Versicherungsvertrag: Definition und Bestandteile
Ein Versicherungsvertrag ist ein rechtliches Abkommen zwischen einem Versicherer und einem Versicherten, bei dem der Versicherer sich verpflichtet, im Falle eines bestimmten Schadens oder Verlustes eine finanzielle Entschädigung zu leisten.
Im Gegenzug zahlt der Versicherte regelmäßige Prämien. Der Vertrag definiert die Bedingungen, den Umfang des Versicherungsschutzes, die Pflichten beider Parteien und die Art und Weise der Schadensregulierung.
Beispiel
Du schließt einen Hausratversicherungsvertrag mit einem Versicherungsunternehmen ab. Du vereinbarst eine Versicherungssumme von 50.000 Euro, um deinen gesamten Hausrat gegen Einbruchdiebstahl, Feuer, Leitungswasser und Sturm/Hagel zu schützen. Als Gegenleistung zahlst du eine jährliche Prämie von 300 Euro.

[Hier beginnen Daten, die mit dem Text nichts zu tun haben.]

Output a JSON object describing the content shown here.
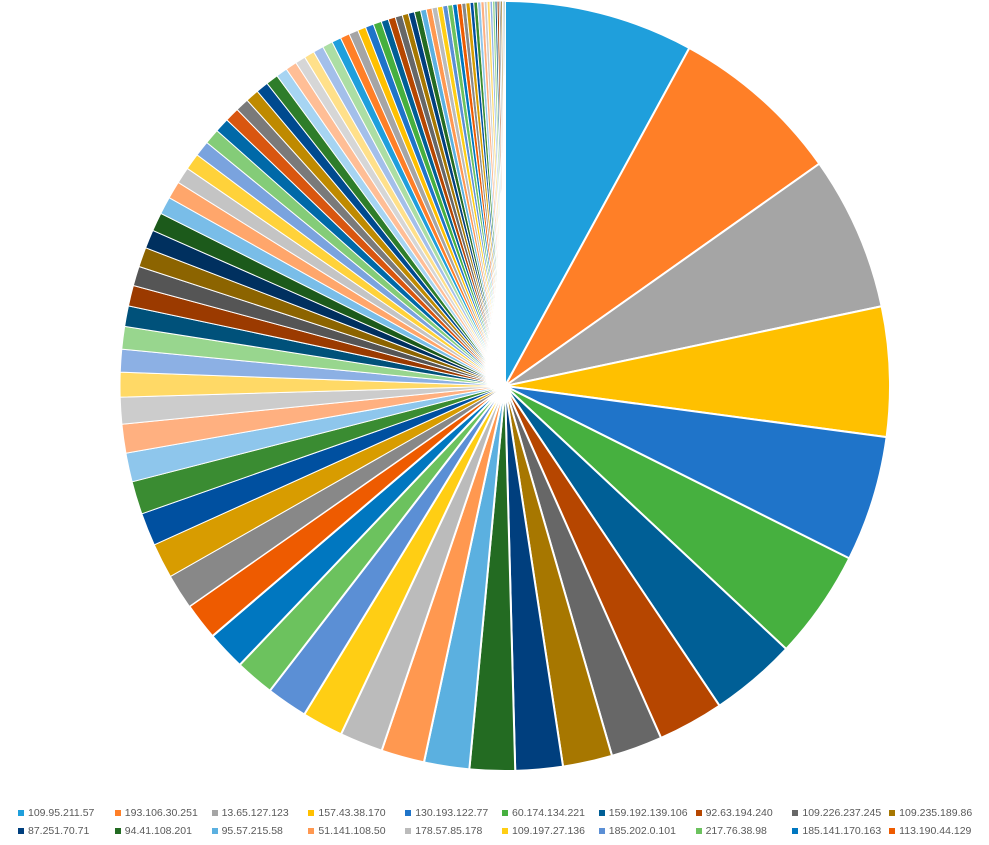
{
  "chart_data": {
    "type": "pie",
    "slices": [
      {
        "label": "109.95.211.57",
        "value": 9.2,
        "color": "#1F9FDC"
      },
      {
        "label": "193.106.30.251",
        "value": 8.4,
        "color": "#FF7F27"
      },
      {
        "label": "13.65.127.123",
        "value": 7.5,
        "color": "#A5A5A5"
      },
      {
        "label": "157.43.38.170",
        "value": 6.3,
        "color": "#FFC000"
      },
      {
        "label": "130.193.122.77",
        "value": 6.1,
        "color": "#1F74C9"
      },
      {
        "label": "60.174.134.221",
        "value": 5.3,
        "color": "#46B03F"
      },
      {
        "label": "159.192.139.106",
        "value": 4.2,
        "color": "#005F96"
      },
      {
        "label": "92.63.194.240",
        "value": 3.2,
        "color": "#B64600"
      },
      {
        "label": "109.226.237.245",
        "value": 2.5,
        "color": "#676767"
      },
      {
        "label": "109.235.189.86",
        "value": 2.4,
        "color": "#A77700"
      },
      {
        "label": "87.251.70.71",
        "value": 2.3,
        "color": "#003F7E"
      },
      {
        "label": "94.41.108.201",
        "value": 2.2,
        "color": "#236B22"
      },
      {
        "label": "95.57.215.58",
        "value": 2.2,
        "color": "#5BB0E0"
      },
      {
        "label": "51.141.108.50",
        "value": 2.1,
        "color": "#FF9850"
      },
      {
        "label": "178.57.85.178",
        "value": 2.1,
        "color": "#BBBBBB"
      },
      {
        "label": "109.197.27.136",
        "value": 2.0,
        "color": "#FFCE14"
      },
      {
        "label": "185.202.0.101",
        "value": 2.0,
        "color": "#5B8FD5"
      },
      {
        "label": "217.76.38.98",
        "value": 1.9,
        "color": "#6CC25E"
      },
      {
        "label": "185.141.170.163",
        "value": 1.9,
        "color": "#0077C0"
      },
      {
        "label": "113.190.44.129",
        "value": 1.8,
        "color": "#EE5B00"
      },
      {
        "label": "",
        "value": 1.7,
        "color": "#888888"
      },
      {
        "label": "",
        "value": 1.7,
        "color": "#D89C00"
      },
      {
        "label": "",
        "value": 1.6,
        "color": "#0050A0"
      },
      {
        "label": "",
        "value": 1.6,
        "color": "#3A8C32"
      },
      {
        "label": "",
        "value": 1.4,
        "color": "#8EC6EC"
      },
      {
        "label": "",
        "value": 1.4,
        "color": "#FFB080"
      },
      {
        "label": "",
        "value": 1.3,
        "color": "#CCCCCC"
      },
      {
        "label": "",
        "value": 1.2,
        "color": "#FFD966"
      },
      {
        "label": "",
        "value": 1.1,
        "color": "#8CB0E4"
      },
      {
        "label": "",
        "value": 1.1,
        "color": "#98D68E"
      },
      {
        "label": "",
        "value": 1.0,
        "color": "#00517A"
      },
      {
        "label": "",
        "value": 1.0,
        "color": "#9B3A00"
      },
      {
        "label": "",
        "value": 0.95,
        "color": "#555555"
      },
      {
        "label": "",
        "value": 0.95,
        "color": "#8C6400"
      },
      {
        "label": "",
        "value": 0.9,
        "color": "#00305F"
      },
      {
        "label": "",
        "value": 0.9,
        "color": "#1C5A1B"
      },
      {
        "label": "",
        "value": 0.85,
        "color": "#79BDE8"
      },
      {
        "label": "",
        "value": 0.85,
        "color": "#FFA66B"
      },
      {
        "label": "",
        "value": 0.8,
        "color": "#C4C4C4"
      },
      {
        "label": "",
        "value": 0.8,
        "color": "#FFD23A"
      },
      {
        "label": "",
        "value": 0.75,
        "color": "#7AA3DE"
      },
      {
        "label": "",
        "value": 0.75,
        "color": "#84CC78"
      },
      {
        "label": "",
        "value": 0.7,
        "color": "#0069A8"
      },
      {
        "label": "",
        "value": 0.7,
        "color": "#D9560F"
      },
      {
        "label": "",
        "value": 0.65,
        "color": "#7A7A7A"
      },
      {
        "label": "",
        "value": 0.65,
        "color": "#BF8A00"
      },
      {
        "label": "",
        "value": 0.6,
        "color": "#004A8F"
      },
      {
        "label": "",
        "value": 0.6,
        "color": "#2E7D2A"
      },
      {
        "label": "",
        "value": 0.55,
        "color": "#A6D4F2"
      },
      {
        "label": "",
        "value": 0.55,
        "color": "#FFBE96"
      },
      {
        "label": "",
        "value": 0.5,
        "color": "#D6D6D6"
      },
      {
        "label": "",
        "value": 0.5,
        "color": "#FFE08A"
      },
      {
        "label": "",
        "value": 0.5,
        "color": "#A3BFEA"
      },
      {
        "label": "",
        "value": 0.5,
        "color": "#ACDEA4"
      },
      {
        "label": "",
        "value": 0.45,
        "color": "#1F9FDC"
      },
      {
        "label": "",
        "value": 0.45,
        "color": "#FF7F27"
      },
      {
        "label": "",
        "value": 0.45,
        "color": "#A5A5A5"
      },
      {
        "label": "",
        "value": 0.4,
        "color": "#FFC000"
      },
      {
        "label": "",
        "value": 0.4,
        "color": "#1F74C9"
      },
      {
        "label": "",
        "value": 0.4,
        "color": "#46B03F"
      },
      {
        "label": "",
        "value": 0.35,
        "color": "#005F96"
      },
      {
        "label": "",
        "value": 0.35,
        "color": "#B64600"
      },
      {
        "label": "",
        "value": 0.35,
        "color": "#676767"
      },
      {
        "label": "",
        "value": 0.3,
        "color": "#A77700"
      },
      {
        "label": "",
        "value": 0.3,
        "color": "#003F7E"
      },
      {
        "label": "",
        "value": 0.3,
        "color": "#236B22"
      },
      {
        "label": "",
        "value": 0.28,
        "color": "#5BB0E0"
      },
      {
        "label": "",
        "value": 0.28,
        "color": "#FF9850"
      },
      {
        "label": "",
        "value": 0.26,
        "color": "#BBBBBB"
      },
      {
        "label": "",
        "value": 0.26,
        "color": "#FFCE14"
      },
      {
        "label": "",
        "value": 0.24,
        "color": "#5B8FD5"
      },
      {
        "label": "",
        "value": 0.24,
        "color": "#6CC25E"
      },
      {
        "label": "",
        "value": 0.22,
        "color": "#0077C0"
      },
      {
        "label": "",
        "value": 0.22,
        "color": "#EE5B00"
      },
      {
        "label": "",
        "value": 0.2,
        "color": "#888888"
      },
      {
        "label": "",
        "value": 0.2,
        "color": "#D89C00"
      },
      {
        "label": "",
        "value": 0.18,
        "color": "#0050A0"
      },
      {
        "label": "",
        "value": 0.18,
        "color": "#3A8C32"
      },
      {
        "label": "",
        "value": 0.16,
        "color": "#8EC6EC"
      },
      {
        "label": "",
        "value": 0.16,
        "color": "#FFB080"
      },
      {
        "label": "",
        "value": 0.14,
        "color": "#CCCCCC"
      },
      {
        "label": "",
        "value": 0.14,
        "color": "#FFD966"
      },
      {
        "label": "",
        "value": 0.12,
        "color": "#8CB0E4"
      },
      {
        "label": "",
        "value": 0.12,
        "color": "#98D68E"
      },
      {
        "label": "",
        "value": 0.1,
        "color": "#00517A"
      },
      {
        "label": "",
        "value": 0.1,
        "color": "#9B3A00"
      },
      {
        "label": "",
        "value": 0.08,
        "color": "#555555"
      },
      {
        "label": "",
        "value": 0.08,
        "color": "#8C6400"
      },
      {
        "label": "",
        "value": 0.06,
        "color": "#00305F"
      },
      {
        "label": "",
        "value": 0.06,
        "color": "#1C5A1B"
      }
    ],
    "title": "",
    "legend_position": "bottom",
    "start_angle_deg": 0,
    "direction": "clockwise",
    "slice_border_color": "#FFFFFF"
  }
}
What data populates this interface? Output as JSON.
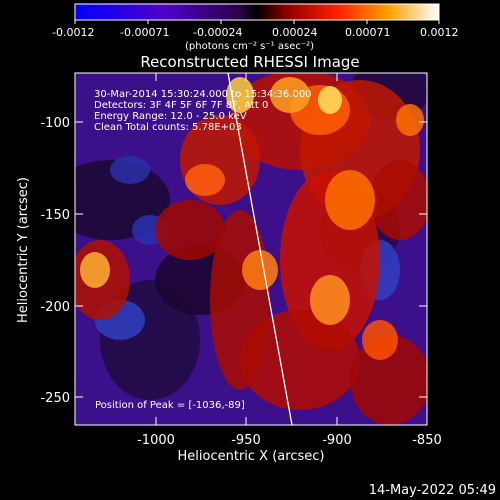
{
  "colorbar": {
    "tick_labels": [
      "-0.0012",
      "-0.00071",
      "-0.00024",
      "0.00024",
      "0.00071",
      "0.0012"
    ],
    "unit_label": "(photons cm⁻² s⁻¹ asec⁻²)",
    "range": [
      -0.0012,
      0.0012
    ]
  },
  "image": {
    "title": "Reconstructed RHESSI Image",
    "info_lines": [
      "30-Mar-2014 15:30:24.000 to 15:34:36.000",
      "Detectors: 3F 4F 5F 6F 7F 8F, Att 0",
      "Energy Range: 12.0 - 25.0 keV",
      "Clean     Total counts: 5.78E+03"
    ],
    "peak_label": "Position of Peak = [-1036,-89]",
    "x_axis": {
      "label": "Heliocentric X (arcsec)",
      "ticks": [
        "-1000",
        "-950",
        "-900",
        "-850"
      ],
      "range": [
        -1045,
        -850
      ]
    },
    "y_axis": {
      "label": "Heliocentric Y (arcsec)",
      "ticks": [
        "-100",
        "-150",
        "-200",
        "-250"
      ],
      "range": [
        -265,
        -75
      ]
    }
  },
  "footer": {
    "timestamp": "14-May-2022 05:49"
  }
}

Ein Jahr später bricht ein Feuer in deiner Wohnung aus und zerstört einen Großteil deiner Möbel und persönlichen Gegenstände. Du meldest den Schaden bei deinem Versicherer. Nach der Schadensprüfung erstattet die Versicherung dir die Kosten für den beschädigten Hausrat bis zur vereinbarten Versicherungssumme von 50.000 Euro, entsprechend den Bedingungen des Versicherungsvertrags.